Marshall History Pt.1 Britannia News 1958

The following is taken from the works newsletter ‘Britannia News Vol.1 No.1’ dated February 1958 with images courtesy of the Gainsborough Heritage Centre and additional notes by their Chairman Andrew Birkitt.

It is thought that there are many comparatively new employees of the Company who know very little about its early history and associations, and it is intended to supply this information, in suitable instalments, in the pages of this journal.

The records have been examined with this object in view, and this month we shall cover the years 1848 to 1862.

The exact date on which Marshalls was founded is not known, but it was sometime in the year 1848, when Queen Victoria was 29 years of age; and many events were occurring which were to have far reaching consequences for Great Britain and the rest of the World.

However, these matters of World history must be left to students, and it must suffice to say that our country was in the midst of a period of great industrial expansion, and our contractors, engineers, artisans and monetary resources were to be found everywhere.

01 Calling CardGreat Britain was building Mills, Railways, Docks, Harbours, Waterworks, etc., etc., throughout the world.
It was sometime during the year 1848 that William Marshall purchased the small engineering business of William Garland & Son, which came on the market because of the death of the proprietor.

The position occupied by this works was in North Street, and after a time was transferred to a site in Beaumont Street, eventually moving to the present site, where a part of the old Works is still preserved in one corner of the present Smiths Shop. This is appropriate, because originally the Marshalls were Smiths, and their first orders were forgings for steam engines and boilers.

Before purchasing this business, William Marshall had for six years been the St. Petersburg (now Leningrad) agent of William Fairbairn & Sons, Millwrights of Manchester.

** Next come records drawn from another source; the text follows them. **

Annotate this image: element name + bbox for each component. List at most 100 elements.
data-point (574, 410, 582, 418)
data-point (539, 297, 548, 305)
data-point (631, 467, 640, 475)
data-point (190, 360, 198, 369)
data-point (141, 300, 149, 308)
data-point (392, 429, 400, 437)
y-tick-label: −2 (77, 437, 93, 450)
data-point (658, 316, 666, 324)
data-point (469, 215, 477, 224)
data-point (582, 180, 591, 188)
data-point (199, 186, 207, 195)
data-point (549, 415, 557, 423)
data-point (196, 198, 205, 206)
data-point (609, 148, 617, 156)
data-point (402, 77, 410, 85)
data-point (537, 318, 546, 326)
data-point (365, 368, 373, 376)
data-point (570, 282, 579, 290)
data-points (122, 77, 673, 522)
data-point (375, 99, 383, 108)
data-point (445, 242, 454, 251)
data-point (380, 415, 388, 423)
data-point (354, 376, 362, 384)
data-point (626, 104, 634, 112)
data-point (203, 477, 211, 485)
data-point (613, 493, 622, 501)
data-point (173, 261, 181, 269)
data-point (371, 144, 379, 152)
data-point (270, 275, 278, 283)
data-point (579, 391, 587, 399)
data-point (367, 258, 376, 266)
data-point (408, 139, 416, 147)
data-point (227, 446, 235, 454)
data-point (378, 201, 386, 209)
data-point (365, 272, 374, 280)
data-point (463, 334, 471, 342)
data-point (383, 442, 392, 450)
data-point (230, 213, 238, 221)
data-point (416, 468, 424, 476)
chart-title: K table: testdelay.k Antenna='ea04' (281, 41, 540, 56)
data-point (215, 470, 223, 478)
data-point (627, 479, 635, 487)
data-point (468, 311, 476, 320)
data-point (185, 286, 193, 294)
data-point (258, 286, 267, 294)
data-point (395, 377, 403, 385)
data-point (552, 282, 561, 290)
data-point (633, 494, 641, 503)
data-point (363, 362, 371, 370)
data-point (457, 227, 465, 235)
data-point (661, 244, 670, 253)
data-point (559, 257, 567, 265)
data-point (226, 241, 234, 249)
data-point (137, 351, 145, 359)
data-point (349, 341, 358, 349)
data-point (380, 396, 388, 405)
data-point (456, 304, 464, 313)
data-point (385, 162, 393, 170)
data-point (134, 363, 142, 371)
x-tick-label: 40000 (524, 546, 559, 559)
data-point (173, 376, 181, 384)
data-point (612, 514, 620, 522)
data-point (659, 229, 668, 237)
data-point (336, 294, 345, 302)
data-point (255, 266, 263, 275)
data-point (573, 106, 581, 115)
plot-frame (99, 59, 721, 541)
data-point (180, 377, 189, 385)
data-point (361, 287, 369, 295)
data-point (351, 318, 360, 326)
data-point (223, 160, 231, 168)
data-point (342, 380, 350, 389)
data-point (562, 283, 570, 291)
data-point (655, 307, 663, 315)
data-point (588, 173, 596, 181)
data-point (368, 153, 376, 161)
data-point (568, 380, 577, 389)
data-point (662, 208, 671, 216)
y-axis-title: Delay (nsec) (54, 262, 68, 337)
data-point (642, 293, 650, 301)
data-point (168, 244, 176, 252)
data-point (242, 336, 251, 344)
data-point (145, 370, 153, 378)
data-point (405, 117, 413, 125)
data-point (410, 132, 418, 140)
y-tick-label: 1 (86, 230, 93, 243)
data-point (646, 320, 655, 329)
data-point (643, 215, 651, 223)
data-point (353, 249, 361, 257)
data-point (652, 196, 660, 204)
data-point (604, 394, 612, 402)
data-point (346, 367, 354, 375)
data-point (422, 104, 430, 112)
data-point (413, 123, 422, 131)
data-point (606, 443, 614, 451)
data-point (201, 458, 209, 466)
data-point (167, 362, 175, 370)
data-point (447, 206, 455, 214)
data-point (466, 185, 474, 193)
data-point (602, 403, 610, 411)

How far he can have foreseen the future developments of the business that he founded, it is impossible to say. His experience in Russia must certainly have made him aware of the potentialitites of British agricultural machinery in overseas markets. Yet it is related that when his two sons, James and Henry, urged him to start building portable engines—which afterwards proved to be, more than any­thing else, the foundation of the firm’s international fame, William at first regarded the proposal as fanciful and finally agreed to it only from good nature, remarking: “Well, lads, do as you like’’. Whereupon James and Henry proceeded to convert—with truly momentous consequences—a boiler purchased in Lincoln.

Whether deliberately or by chance, however, William Marshall was one of those countless British industrial pioneers who, arriving on the scene of history just at the right moment, set this country on the road to an industrial power and predominance such as the world had never before seen. The town of Gainsborough, in particular, owes much to William Marshall. Before his arrival here, its chief trades were milling, the building of small ships, and shipping; and of these the last two were in decay owing to the extension of the railways. But for William Marshall, Gainsborough might today be a village!

It appears that William Marshall was occupied for the first seven or eight years with Millwrights’ work for the local flour and oil mills and with the manufacture of threshing machines, and that the award of a prize of £25 at the Norwich Royal Show in 1849 related to a portable threshing machine.

Original Factory 1There is some doubt as to the date of the production of the first Marshall portable engine, but it appears to have occurred in about the year 1856, on which date he purchased one and a half acres of land and had there erected a new works, on the site of the present Britannia Works (see above), in which a portion of William Marshall’s original buildings is still incorporated. Now the corner of Tescos superstore next to Marshalls Yard, known as the ‘Old Smithy’ I remember the edge of this building as a child.

It is known that a portable engine made by Marshall’s in 1861 bore the serial number 52, and that in this year the first electric lighting ever used in a coalmine was provided by a Marshall’s portable engine.

Before this time, Marshall’s had begun the manufacture and export of boilers.

It is remarkable that in the year 1857, only a year after the end of the Crimea War, Marshall’s supplied a number of cylindrical boilers for the heating of passenger coaches on Russian railways.

William Marshall’s two sons, James and Henry, were born in 1836 and 1841 respectively, and they both entered their father’s business. It is related that in the early days of the business James was the smith, and Henry was the fitter. The first employee taken on from outside the family was Mr. J. E. Shrive, who later was famous at Marshall’s as the man who painted the first portable engine.

He was employed by Marshall Sons & Company until his death at a good old age.

James Marshall was taken in to partnership in 1857 and Henry Marshall in 1861. A few months later William Marshall died, and the two sons became joint proprietors.

By this time the business already enjoying a nation wide reputation, having won prizes for exhibits of portable and fixed engines and threshing machines, corn mills and saw benches, at Agricultural Shows all over England, from Taunton to Carlisle. It was left to James and Henry to extend this reputation throughout the World.